The BSP will also build up initiatives promoting inclusive green finance as it recognizes the benefits to vulnerable sectors such as the micro, small and medium enterprises in line with the interrelated objectives of promoting sustainable finance, digitalization, and financial inclusion.
Beyond profit
THE future of development finance moving forward carves a path toward sustainability and inclusivity. But it cannot be done by one agency alone. Collaboration is key to achieve the intended results.
“We have to always look for opportunities to collaborate, because it’s not a job for one man or one agency alone. So, there are several players that we all have to see the goals of the government, our commitments and how we could contribute to achieving this commitment,” Javier said.

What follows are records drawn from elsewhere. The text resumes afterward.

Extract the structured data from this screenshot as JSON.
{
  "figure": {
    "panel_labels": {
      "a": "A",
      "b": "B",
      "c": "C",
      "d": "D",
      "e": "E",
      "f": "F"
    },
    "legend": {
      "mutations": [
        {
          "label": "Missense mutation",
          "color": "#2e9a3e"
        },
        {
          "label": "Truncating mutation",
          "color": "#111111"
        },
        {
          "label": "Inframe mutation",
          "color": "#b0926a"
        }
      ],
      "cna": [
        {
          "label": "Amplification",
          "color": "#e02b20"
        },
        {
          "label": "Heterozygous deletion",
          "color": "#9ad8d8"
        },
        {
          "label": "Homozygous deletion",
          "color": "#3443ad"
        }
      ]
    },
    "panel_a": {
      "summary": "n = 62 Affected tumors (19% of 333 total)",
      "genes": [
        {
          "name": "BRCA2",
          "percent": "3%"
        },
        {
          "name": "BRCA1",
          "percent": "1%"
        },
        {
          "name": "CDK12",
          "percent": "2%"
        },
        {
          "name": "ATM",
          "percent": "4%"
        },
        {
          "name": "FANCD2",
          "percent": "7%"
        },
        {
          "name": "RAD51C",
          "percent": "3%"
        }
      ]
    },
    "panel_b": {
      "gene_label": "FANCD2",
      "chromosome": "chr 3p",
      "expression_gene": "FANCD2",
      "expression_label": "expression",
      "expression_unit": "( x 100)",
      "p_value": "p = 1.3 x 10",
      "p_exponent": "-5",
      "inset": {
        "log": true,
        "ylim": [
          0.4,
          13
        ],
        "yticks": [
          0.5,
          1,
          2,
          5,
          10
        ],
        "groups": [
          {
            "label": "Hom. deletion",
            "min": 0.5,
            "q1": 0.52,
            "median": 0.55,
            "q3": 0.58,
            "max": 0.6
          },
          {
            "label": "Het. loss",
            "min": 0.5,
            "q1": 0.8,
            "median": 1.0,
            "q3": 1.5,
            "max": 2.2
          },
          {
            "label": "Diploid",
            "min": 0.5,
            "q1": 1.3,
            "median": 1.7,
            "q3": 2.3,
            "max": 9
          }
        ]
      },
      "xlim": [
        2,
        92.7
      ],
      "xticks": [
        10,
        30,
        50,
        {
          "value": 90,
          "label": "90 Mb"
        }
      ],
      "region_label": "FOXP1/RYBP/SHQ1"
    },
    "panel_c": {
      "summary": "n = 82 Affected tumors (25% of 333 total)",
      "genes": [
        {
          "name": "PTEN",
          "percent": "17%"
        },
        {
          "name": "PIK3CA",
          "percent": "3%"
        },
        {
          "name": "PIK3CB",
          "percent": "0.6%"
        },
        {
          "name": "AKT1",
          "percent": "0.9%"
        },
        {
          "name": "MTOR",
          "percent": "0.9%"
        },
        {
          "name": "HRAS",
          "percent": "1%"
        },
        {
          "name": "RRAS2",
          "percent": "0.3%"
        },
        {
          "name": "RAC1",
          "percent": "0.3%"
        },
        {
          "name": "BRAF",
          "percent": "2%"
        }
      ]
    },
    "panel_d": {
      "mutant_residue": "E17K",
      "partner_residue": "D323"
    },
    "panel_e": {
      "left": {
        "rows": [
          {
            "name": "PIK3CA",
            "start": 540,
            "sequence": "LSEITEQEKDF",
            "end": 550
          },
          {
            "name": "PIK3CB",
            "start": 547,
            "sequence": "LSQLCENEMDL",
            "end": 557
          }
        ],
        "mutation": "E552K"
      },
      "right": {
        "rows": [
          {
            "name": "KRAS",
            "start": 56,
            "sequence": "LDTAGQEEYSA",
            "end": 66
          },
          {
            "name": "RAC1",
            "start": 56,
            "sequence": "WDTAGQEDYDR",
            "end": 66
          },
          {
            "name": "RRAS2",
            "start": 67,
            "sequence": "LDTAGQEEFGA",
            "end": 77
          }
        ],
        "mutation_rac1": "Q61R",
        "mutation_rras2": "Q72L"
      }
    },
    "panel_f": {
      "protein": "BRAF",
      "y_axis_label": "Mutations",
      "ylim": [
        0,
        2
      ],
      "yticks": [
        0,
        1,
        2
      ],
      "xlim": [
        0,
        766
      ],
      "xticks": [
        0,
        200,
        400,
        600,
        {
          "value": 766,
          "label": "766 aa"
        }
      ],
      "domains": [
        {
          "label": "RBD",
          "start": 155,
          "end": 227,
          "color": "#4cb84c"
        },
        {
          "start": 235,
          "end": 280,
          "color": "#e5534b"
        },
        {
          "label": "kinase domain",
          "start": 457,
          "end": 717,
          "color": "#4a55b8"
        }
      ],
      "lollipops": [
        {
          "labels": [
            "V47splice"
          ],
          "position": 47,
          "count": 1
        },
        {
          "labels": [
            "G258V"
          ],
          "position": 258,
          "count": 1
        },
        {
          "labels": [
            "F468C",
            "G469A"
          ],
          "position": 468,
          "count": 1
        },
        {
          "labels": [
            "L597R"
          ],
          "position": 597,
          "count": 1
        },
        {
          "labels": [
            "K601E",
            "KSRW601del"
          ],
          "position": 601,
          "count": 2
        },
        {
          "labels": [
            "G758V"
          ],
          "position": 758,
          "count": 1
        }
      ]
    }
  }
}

Multilateral agencies agree. The World Bank, despite being hailed by Bloomberg as the top issuer of sustainable bonds, said greater collaboration between governments and the private sector is crucial in addressing the development needs of nations.
For its part, the World Bank issues approximately $55 billion to $65 billion worth of sustainability bonds every year to finance its sustainable development activities in agriculture, education, energy, finance/trade/industry, governance, health and social services, transportation, water/sanitation and themes: gender, environment.
The World Bank Sustainable Finance and ESG Advisory services team also facilitates the development of green, blue and social bond markets in emerging markets through pre- and post-issuance technical assistance for issuers.
The Washington-based lender also said they are facilitating capacity building or institutional investors in setting up Environmental, Social and Governance (ESG) strategies. They consider it part of their “mission to help facilitate the expansion of labelled issuances in the emerging markets and deliver not just the 2030 SDG, but the long-term environmental and social goals.”
“As challenges emerge from the increased climate impacts and social transformations, both the public and private sector will need to facilitate investments and financing to ensure a just transition, social equity, food security, and energy access across all spheres,” Hussain and Joseph said.
As for ADB, Tian said, the Manila-based multilateral development bank will focus on the development of a market ecosystem that will ensure that safeguards are in place for these kinds of investments. Multilateral institutions can act as “rating agencies” that watch out for green washing risks.
These governance mechanisms are important especially in light of the potential for these bonds to expand to beyond 2030, the deadline of the Sustainable Development Goals (SDGs). This is also especially the case given that, at the end of the day, these are debts that must be repaid.
She said even if the growth in sustainability bonds has significantly increased, there is still a lot of room to grow. At least in the Asean+3 region, three-fourths or 70 percent of the bonds were issued by the private sector. This means there is more space for government-issued sustainability bonds.
“The market is still developing. I would say especially in Asean+3, we do have more scope to attract more local currency financing and long-term financing. So, as the market gradually develops, we will see more local current long-term local currency financing to support these sustainable projects,” Tian said.
With all these developments happening and the bold new ways to address the world’s development constraints, it may be surmised that humanity is heading to a very different future, far from greed and profit.
Through these efforts, green may soon become not just the color of money but also the color of hope that one day, all can take part in the planet’s bounty longer than anyone can see within their lifetimes.
Gordon Gecko may just turn green with envy.